The dissenters countered with their own argument: “Humphrey’s Executor remains the exception, not the rule, and it does not apply here.” They attempted to distinguish Humphrey’s Executor from the CFPB case by examining the former’s underlying facts. First, the CFPB, as opposed to the FTC, has one director rather than a multi-member panel. Plus, the CFPB is further insulated from oversight through a provision that ensures limited accountability to Congress. While “the FTC must go to the Congress every year with a detailed budget request explaining its expenditure of public money,” the CFPB is, “As the agency itself declares, . . . fund[ed] outside of the congressional appropriations process to ensure full independence.” The new dissenters cite a particularly funny exchange from a congressional hearing, where upon being asked who gave the go-ahead for a $200+ million project, the Director simply posed a counter-question: “Why does it matter to you?” The CFPB is removed from many of the important checks on agency authority in a way that the FTC never was.
The new majority responds by saying that “the CFPB’s independent funding source has no constitutionally salient effect on the President’s power.” Because they see this as purely a case about whether the President’s removal power has been infringed upon, it makes little sense to them to look at funding. The same logic applies to the fact that the CFPB has one director. If this fact doesn’t interfere with the president’s ability to oversee the agency, then it isn’t relevant. Therefore, the majority sees no reason to allow agencies’ structures to necessarily dictate their constitutionality.
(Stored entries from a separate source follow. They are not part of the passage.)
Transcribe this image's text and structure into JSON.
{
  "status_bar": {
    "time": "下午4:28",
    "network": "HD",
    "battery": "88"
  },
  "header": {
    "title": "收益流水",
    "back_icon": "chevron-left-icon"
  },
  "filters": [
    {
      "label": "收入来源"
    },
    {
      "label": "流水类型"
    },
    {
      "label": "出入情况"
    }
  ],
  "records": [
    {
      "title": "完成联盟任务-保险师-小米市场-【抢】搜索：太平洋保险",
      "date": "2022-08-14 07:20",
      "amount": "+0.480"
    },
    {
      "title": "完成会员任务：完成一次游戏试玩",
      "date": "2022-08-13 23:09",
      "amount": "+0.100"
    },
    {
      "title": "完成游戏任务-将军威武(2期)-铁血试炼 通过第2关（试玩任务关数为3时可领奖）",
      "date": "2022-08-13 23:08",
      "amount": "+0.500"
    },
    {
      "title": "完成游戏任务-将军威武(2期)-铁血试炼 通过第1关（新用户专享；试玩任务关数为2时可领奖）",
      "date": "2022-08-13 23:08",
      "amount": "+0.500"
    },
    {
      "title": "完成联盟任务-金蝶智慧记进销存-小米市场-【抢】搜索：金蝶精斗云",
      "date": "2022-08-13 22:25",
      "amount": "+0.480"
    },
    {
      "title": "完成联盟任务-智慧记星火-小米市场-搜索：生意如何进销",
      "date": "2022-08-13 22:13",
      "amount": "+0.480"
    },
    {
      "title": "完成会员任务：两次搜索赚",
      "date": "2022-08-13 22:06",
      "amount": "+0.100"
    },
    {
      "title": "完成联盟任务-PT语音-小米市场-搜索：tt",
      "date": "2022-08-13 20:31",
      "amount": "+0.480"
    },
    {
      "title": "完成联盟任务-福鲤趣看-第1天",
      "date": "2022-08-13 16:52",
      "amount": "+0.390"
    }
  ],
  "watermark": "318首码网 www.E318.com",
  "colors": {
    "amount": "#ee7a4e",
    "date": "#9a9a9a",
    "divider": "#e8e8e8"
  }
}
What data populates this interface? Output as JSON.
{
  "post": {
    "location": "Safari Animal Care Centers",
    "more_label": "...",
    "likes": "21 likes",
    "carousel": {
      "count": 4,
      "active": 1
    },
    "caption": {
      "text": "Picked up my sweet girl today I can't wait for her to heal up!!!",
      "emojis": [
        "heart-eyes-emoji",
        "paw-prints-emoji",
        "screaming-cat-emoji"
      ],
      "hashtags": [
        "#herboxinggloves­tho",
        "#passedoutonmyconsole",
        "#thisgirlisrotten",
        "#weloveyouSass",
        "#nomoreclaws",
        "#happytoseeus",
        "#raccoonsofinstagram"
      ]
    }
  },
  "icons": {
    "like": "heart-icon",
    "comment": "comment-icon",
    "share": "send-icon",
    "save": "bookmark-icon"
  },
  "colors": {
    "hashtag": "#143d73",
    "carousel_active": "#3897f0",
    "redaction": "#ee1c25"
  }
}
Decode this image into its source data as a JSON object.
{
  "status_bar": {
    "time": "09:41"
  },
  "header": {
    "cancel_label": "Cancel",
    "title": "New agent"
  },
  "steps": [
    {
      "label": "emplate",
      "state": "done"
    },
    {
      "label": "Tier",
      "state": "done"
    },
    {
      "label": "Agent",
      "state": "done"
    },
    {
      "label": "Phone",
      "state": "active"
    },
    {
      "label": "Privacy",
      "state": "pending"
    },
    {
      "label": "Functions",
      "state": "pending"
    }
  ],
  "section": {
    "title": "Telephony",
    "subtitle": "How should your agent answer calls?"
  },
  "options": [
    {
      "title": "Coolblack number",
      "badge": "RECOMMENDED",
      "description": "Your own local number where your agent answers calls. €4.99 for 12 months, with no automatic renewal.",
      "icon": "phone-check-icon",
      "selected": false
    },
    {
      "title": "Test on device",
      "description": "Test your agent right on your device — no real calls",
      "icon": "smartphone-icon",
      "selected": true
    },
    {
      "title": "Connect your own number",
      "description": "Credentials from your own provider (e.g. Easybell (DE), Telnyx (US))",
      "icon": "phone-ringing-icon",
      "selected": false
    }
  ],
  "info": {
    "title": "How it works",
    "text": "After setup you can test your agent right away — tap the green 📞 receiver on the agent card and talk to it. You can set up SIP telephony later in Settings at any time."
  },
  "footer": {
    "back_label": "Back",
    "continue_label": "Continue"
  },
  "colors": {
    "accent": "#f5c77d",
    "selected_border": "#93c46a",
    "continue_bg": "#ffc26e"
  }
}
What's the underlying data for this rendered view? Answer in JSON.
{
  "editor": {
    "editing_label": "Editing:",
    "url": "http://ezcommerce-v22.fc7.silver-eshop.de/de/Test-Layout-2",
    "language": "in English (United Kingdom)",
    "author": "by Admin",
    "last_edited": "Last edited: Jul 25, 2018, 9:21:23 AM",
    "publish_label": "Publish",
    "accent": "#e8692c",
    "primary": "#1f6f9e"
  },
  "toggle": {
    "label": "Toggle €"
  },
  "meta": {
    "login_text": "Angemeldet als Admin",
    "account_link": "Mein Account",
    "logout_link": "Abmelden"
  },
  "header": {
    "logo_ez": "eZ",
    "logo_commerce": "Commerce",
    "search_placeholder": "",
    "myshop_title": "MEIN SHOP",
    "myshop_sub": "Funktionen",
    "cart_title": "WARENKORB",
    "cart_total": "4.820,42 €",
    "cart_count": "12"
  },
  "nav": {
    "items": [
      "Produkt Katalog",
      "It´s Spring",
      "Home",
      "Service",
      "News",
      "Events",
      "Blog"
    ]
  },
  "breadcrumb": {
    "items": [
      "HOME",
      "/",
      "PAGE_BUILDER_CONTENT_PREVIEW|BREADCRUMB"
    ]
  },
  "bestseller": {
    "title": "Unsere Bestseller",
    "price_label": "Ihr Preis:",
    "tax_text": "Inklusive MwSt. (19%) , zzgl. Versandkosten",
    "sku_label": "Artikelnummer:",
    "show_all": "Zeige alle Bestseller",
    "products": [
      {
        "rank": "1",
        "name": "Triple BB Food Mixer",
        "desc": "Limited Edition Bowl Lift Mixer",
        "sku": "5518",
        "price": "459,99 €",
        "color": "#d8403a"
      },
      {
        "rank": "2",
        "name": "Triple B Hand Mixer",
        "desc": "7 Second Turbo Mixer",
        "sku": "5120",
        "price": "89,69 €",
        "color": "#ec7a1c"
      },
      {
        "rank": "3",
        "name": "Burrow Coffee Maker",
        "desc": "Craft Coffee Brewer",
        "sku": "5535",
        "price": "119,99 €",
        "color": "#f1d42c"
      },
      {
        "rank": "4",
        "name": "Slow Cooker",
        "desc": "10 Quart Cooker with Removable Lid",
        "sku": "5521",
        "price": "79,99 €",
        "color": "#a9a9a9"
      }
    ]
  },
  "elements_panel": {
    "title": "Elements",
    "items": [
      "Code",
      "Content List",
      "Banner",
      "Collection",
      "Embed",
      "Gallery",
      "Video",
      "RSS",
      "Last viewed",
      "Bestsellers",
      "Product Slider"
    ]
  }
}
In my opinion, the case turns on who can make a more convincing argument about whether the CFPB is sufficiently distinct from the FTC at issue in Humphrey’s Executor. I think the dissent gets the better of this argument, in large part because the Supreme Court’s jurisprudence in this area is chock full of distinctions. The most notable example is a case called Free Enterprise Fund, which invalidated an agency whose board had two levels of insulation (rather than one) from the president. The Supreme Court held that because of that difference in the way the agencies were structured, Humphrey’s Executor did not apply.
To be clear, I don’t think that Humphrey’s Executor’s applicability should turn on only the fact that the CFPB has one director, while the FTC has a multi-member board. The courts must take into account other factors, such as the level of congressional oversight. After all, many different factors contribute to an agency’s authority. We shouldn’t view each factor in isolation.